The same goes for giving advice via automated systems. Again, it may surprise some readers, but Artificial Lawyer is not…..repeat: not in favour of moving legal advice into a series of automated workflows.

Expert systems and Q&A dialogue systems are great for helping a client or lawyer get some very basic and early help with an issue, mostly on a very mundane factual basis. But, beyond that, let’s bring in those human lawyers and let them do what they are best at: listen, understand and provide bespoke advice fitting to a very specific and particular case involving a person.

And, while it’s fine to download a basic digital template from the multiplying doc stores out there, let’s not pretend that complex negotiations for a major deal can be entirely replaced with a cookie-cutter document. Again, let’s get the expert lawyers in the room to sort that all out. And again, it’s the dividing line.

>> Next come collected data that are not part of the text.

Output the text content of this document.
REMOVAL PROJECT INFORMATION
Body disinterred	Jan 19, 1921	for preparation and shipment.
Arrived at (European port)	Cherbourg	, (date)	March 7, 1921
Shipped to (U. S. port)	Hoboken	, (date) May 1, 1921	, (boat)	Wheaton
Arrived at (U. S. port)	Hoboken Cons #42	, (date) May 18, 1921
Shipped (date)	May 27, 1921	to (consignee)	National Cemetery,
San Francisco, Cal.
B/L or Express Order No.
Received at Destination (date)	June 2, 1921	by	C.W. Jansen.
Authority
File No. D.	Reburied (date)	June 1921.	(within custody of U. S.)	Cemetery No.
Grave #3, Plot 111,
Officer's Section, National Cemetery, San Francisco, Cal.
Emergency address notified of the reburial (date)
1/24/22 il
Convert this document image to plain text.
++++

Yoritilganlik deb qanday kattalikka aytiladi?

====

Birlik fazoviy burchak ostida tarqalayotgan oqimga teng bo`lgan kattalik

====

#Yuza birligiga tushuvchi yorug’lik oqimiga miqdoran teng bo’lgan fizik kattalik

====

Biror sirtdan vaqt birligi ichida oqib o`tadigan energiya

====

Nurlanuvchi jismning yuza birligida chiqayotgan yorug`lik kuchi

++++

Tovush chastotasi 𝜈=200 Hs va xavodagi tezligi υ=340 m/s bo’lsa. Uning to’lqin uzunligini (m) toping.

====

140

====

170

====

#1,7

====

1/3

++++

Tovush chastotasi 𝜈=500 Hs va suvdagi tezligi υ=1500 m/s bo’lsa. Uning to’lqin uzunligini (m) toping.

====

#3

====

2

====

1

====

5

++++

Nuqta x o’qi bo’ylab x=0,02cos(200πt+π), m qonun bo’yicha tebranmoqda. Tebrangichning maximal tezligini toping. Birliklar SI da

Reducing Legal Work Costs So That Human Lawyers Can Help More

The point then is this: if we want more lawyers to do what lawyers are good at, in a way that is affordable, fast and efficient, then we need more digitisation, and then more automation where it’s ethical and makes sense.

The best legal services sector is one where everything that can wisely be kept analogue stays that way, and everything else goes the technological route.

At present the debate around these points is opaque and sometimes confused. We need to focus on what society needs. We need to digitise and automate where we should (and we’ve only just started on that really), and we absolutely need to keep human and analogue an enormous amount of activity too.

In fact, Artificial Lawyer’s hope is that as more basic tasks are digitised and then automated, human lawyers will be able to do more and more, face to face, with their clients in person, because that is where their real value is.

And, allowing people to show their true value is how societies prosper.

By Richard Tromans, Founder, Artificial Lawyer – April 2020.